KabarIndonesia.id — Microsoft kembali menunjukkan keunggulan teknologi kecerdasan buatannya (AI) dengan meluncurkan Aurora, sebuah model AI terbaru yang dirancang khusus untuk memprediksi fenomena atmosfer seperti kualitas udara, badai, topan, dan cuaca ekstrem lainnya. Dalam publikasi resmi di jurnal Nature dan unggahan blog perusahaan, Microsoft menyatakan bahwa Aurora memiliki keunggulan akurasi dan kecepatan yang melampaui metode meteorologi tradisional.
Aurora dibangun dari pelatihan berbasis data masif, melibatkan lebih dari satu juta jam data, yang mencakup data satelit, radar cuaca, observasi stasiun meteorologi, simulasi atmosfer, serta prakiraan historis. Model ini juga memiliki kemampuan untuk disesuaikan dengan data tambahan tertentu guna meningkatkan akurasi pada kondisi lokal atau kejadian spesifik.
Meskipun AI untuk prediksi cuaca bukan hal baru — seperti WeatherNext dari DeepMind milik Google — Microsoft menempatkan Aurora di garda terdepan sebagai salah satu model AI terbaik di bidang prediksi cuaca. Bahkan, perusahaan menyebut model ini sebagai “potensi besar” untuk digunakan oleh lembaga penelitian cuaca dan badan meteorologi di seluruh dunia.
Salah satu bukti keunggulan Aurora terlihat dari keberhasilannya dalam memprediksi Topan Doksuri yang melanda Filipina. Aurora mampu memberikan prakiraan empat hari sebelum badai terjadi, dan hasilnya lebih akurat daripada prediksi dari sejumlah ahli meteorologi konvensional. Selain itu, Aurora juga menunjukkan performa unggul dibandingkan National Hurricane Center dalam memetakan lintasan siklon tropis selama musim badai tahun 2022–2023.
Model ini bahkan dapat memprediksi kejadian langka seperti badai pasir besar di Irak pada tahun 2022 — suatu capaian yang memperlihatkan kemampuan Aurora dalam menganalisis berbagai jenis fenomena atmosfer secara luas dan mendalam.
Salah satu keunggulan teknis dari Aurora adalah efisiensinya dalam operasionalisasi. Walaupun pelatihannya memerlukan infrastruktur komputasi berskala besar, saat digunakan, Aurora mampu menghasilkan prakiraan cuaca hanya dalam hitungan detik. Ini jauh lebih cepat dibandingkan metode tradisional yang mengandalkan superkomputer dan memerlukan waktu berjam-jam.
Sebagai bentuk keterbukaan dan kolaborasi ilmiah, Microsoft telah merilis kode sumber dan bobot model Aurora, memungkinkan komunitas riset dan pengembang untuk memanfaatkan teknologi ini secara lebih luas.
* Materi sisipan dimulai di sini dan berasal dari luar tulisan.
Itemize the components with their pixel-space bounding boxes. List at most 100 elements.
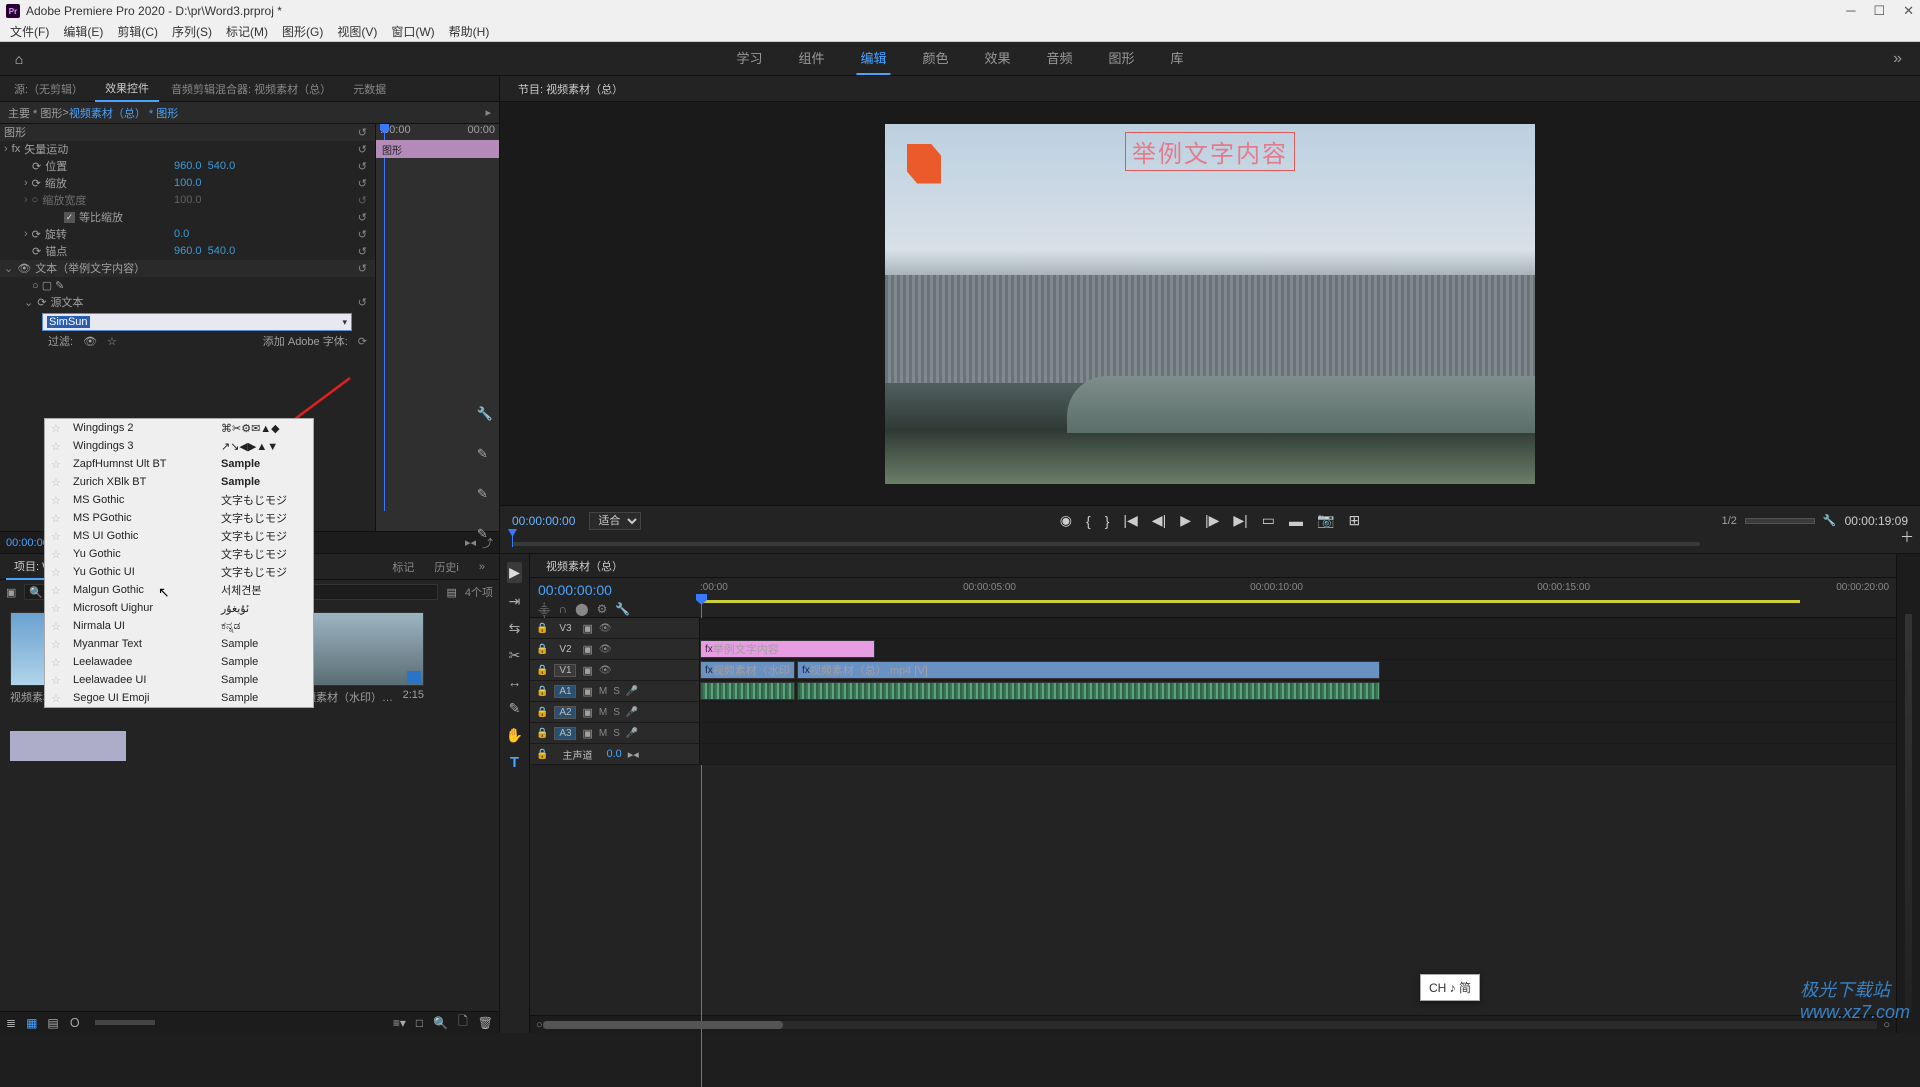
font-option[interactable]: ☆Wingdings 3↗↘◀▶▲▼ <box>45 437 313 455</box>
solo-button[interactable]: S <box>613 728 620 739</box>
reset-icon[interactable]: ↺ <box>358 126 367 139</box>
star-icon[interactable]: ☆ <box>51 584 65 597</box>
star-icon[interactable]: ☆ <box>51 638 65 651</box>
font-input-value[interactable]: SimSun <box>47 316 90 328</box>
extract-icon[interactable]: ▬ <box>1289 513 1303 529</box>
mute-button[interactable]: M <box>599 728 607 739</box>
razor-icon[interactable]: ✂ <box>509 647 521 664</box>
tab-markers[interactable]: 标记 <box>384 555 422 579</box>
font-option[interactable]: ☆ZapfHumnst Ult BTSample <box>45 455 313 473</box>
eye-icon[interactable]: 👁 <box>599 644 612 655</box>
anchor-x[interactable]: 960.0 <box>174 245 202 257</box>
timeline-ruler[interactable]: :00:0000:00:05:0000:00:10:0000:00:15:000… <box>700 578 1896 617</box>
toggle-output-icon[interactable]: ▣ <box>582 664 592 677</box>
h-scrollbar[interactable] <box>543 1021 1878 1029</box>
star-icon[interactable]: ☆ <box>51 620 65 633</box>
track-name[interactable]: A1 <box>554 685 576 698</box>
font-option[interactable]: ☆Leelawadee UISample <box>45 671 313 689</box>
proj-overflow[interactable]: » <box>471 557 493 577</box>
reset-icon[interactable]: ↺ <box>358 143 367 156</box>
font-option[interactable]: ☆LeelawadeeSample <box>45 653 313 671</box>
star-icon[interactable]: ☆ <box>51 692 65 705</box>
lock-icon[interactable]: 🔒 <box>536 728 548 739</box>
lock-icon[interactable]: 🔒 <box>536 749 548 760</box>
scale-val[interactable]: 100.0 <box>174 177 202 189</box>
tab-source[interactable]: 源:（无剪辑） <box>4 77 93 101</box>
star-icon[interactable]: ☆ <box>51 530 65 543</box>
lock-icon[interactable]: 🔒 <box>536 665 548 676</box>
minimize-button[interactable]: ─ <box>1846 3 1855 19</box>
ws-audio[interactable]: 音频 <box>1043 42 1077 75</box>
slip-icon[interactable]: ↔ <box>508 674 522 690</box>
star-icon[interactable]: ☆ <box>51 566 65 579</box>
mute-button[interactable]: M <box>599 686 607 697</box>
maximize-button[interactable]: ☐ <box>1873 3 1885 19</box>
circle-icon[interactable]: ○ <box>536 1019 543 1031</box>
star-icon[interactable]: ☆ <box>51 422 65 435</box>
star-icon[interactable]: ☆ <box>51 440 65 453</box>
toggle-output-icon[interactable]: ▣ <box>582 706 592 719</box>
link-icon[interactable]: ∩ <box>559 602 568 619</box>
track-name[interactable]: V2 <box>554 644 576 655</box>
program-plus-icon[interactable]: ＋ <box>1900 527 1914 547</box>
star-icon[interactable]: ☆ <box>51 656 65 669</box>
play-icon[interactable]: ▶ <box>1180 512 1191 529</box>
mic-icon[interactable]: 🎤 <box>626 707 638 718</box>
filter-icon[interactable]: ▤ <box>446 586 456 599</box>
hand-icon[interactable]: ✋ <box>506 727 523 744</box>
master-track[interactable]: 主声道 <box>554 747 600 762</box>
pos-y[interactable]: 540.0 <box>208 160 236 172</box>
goto-in-icon[interactable]: |◀ <box>1123 512 1137 529</box>
sequence-thumb[interactable] <box>10 731 126 761</box>
close-button[interactable]: ✕ <box>1903 3 1914 19</box>
font-option[interactable]: ☆MS Gothic文字もじモジ <box>45 491 313 509</box>
mic-icon[interactable]: 🎤 <box>626 728 638 739</box>
menu-sequence[interactable]: 序列(S) <box>166 21 218 42</box>
menu-marker[interactable]: 标记(M) <box>220 21 274 42</box>
font-dropdown-icon[interactable]: ▾ <box>342 317 347 328</box>
find-icon[interactable]: 🔍 <box>433 1016 448 1030</box>
sort-icon[interactable]: Ｏ <box>69 1014 81 1031</box>
font-option[interactable]: ☆Zurich XBlk BTSample <box>45 473 313 491</box>
reset-icon[interactable]: ↺ <box>358 262 367 275</box>
program-tab[interactable]: 节目: 视频素材（总） <box>510 77 631 101</box>
audio-meter[interactable] <box>1896 554 1920 1033</box>
thumb-size-slider[interactable] <box>95 1020 155 1025</box>
step-fwd-icon[interactable]: |▶ <box>1205 512 1219 529</box>
ws-libraries[interactable]: 库 <box>1167 42 1188 75</box>
auto-seq-icon[interactable]: □ <box>416 1016 423 1030</box>
ws-graphics[interactable]: 图形 <box>1105 42 1139 75</box>
lock-icon[interactable]: 🔒 <box>536 686 548 697</box>
eye-icon[interactable]: 👁 <box>599 665 612 676</box>
filter-star-icon[interactable]: ☆ <box>107 335 117 348</box>
mic-icon[interactable]: 🎤 <box>626 686 638 697</box>
menu-help[interactable]: 帮助(H) <box>443 21 496 42</box>
font-option[interactable]: ☆Segoe UI EmojiSample <box>45 689 313 707</box>
reset-icon[interactable]: ↺ <box>358 228 367 241</box>
toggle-output-icon[interactable]: ▣ <box>582 622 592 635</box>
uniform-checkbox[interactable]: ✓ <box>64 212 75 223</box>
menu-window[interactable]: 窗口(W) <box>385 21 440 42</box>
wrench-icon[interactable]: 🔧 <box>1823 514 1837 527</box>
toggle-output-icon[interactable]: ▣ <box>582 727 592 740</box>
audio-clip[interactable] <box>797 682 1380 700</box>
reset-icon[interactable]: ↺ <box>358 211 367 224</box>
tab-metadata[interactable]: 元数据 <box>343 77 396 101</box>
ripple-icon[interactable]: ⇆ <box>509 620 521 637</box>
add-marker-icon[interactable]: ◉ <box>1060 512 1072 529</box>
step-back-icon[interactable]: ◀| <box>1152 512 1166 529</box>
reset-icon[interactable]: ↺ <box>358 296 367 309</box>
fit-select[interactable]: 适合 <box>589 512 641 530</box>
star-icon[interactable]: ☆ <box>51 602 65 615</box>
menu-edit[interactable]: 编辑(E) <box>57 21 109 42</box>
font-option[interactable]: ☆Nirmala UIಕನ್ನಡ <box>45 617 313 635</box>
video-clip[interactable]: fx 视频素材（总）.mp4 [V] <box>797 661 1380 679</box>
tab-history[interactable]: 历史i <box>426 555 466 579</box>
trash-icon[interactable]: 🗑 <box>478 1016 493 1030</box>
ec-playhead[interactable] <box>384 124 385 511</box>
expand-icon[interactable]: ▸◂ <box>628 748 639 761</box>
tab-audio-mixer[interactable]: 音频剪辑混合器: 视频素材（总） <box>161 77 341 101</box>
star-icon[interactable]: ☆ <box>51 548 65 561</box>
ec-dropper2-icon[interactable]: ✎ <box>477 486 493 502</box>
ws-assembly[interactable]: 组件 <box>794 42 828 75</box>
Lebih lanjut, Microsoft juga mulai mengintegrasikan Aurora ke dalam aplikasi MSN Weather, termasuk menyediakan fitur prakiraan cuaca per jam dengan detail seperti kondisi awan.
Dengan peluncuran Aurora, Microsoft tidak hanya menunjukkan kemajuan pesat dalam pengembangan model AI, tetapi juga memberikan solusi nyata terhadap tantangan perubahan iklim dan prediksi bencana alam. Dalam jangka panjang, teknologi seperti Aurora berpotensi menyelamatkan banyak nyawa dan membantu pemerintah serta lembaga kebencanaan dalam merespons lebih cepat dan tepat terhadap ancaman cuaca ekstrem.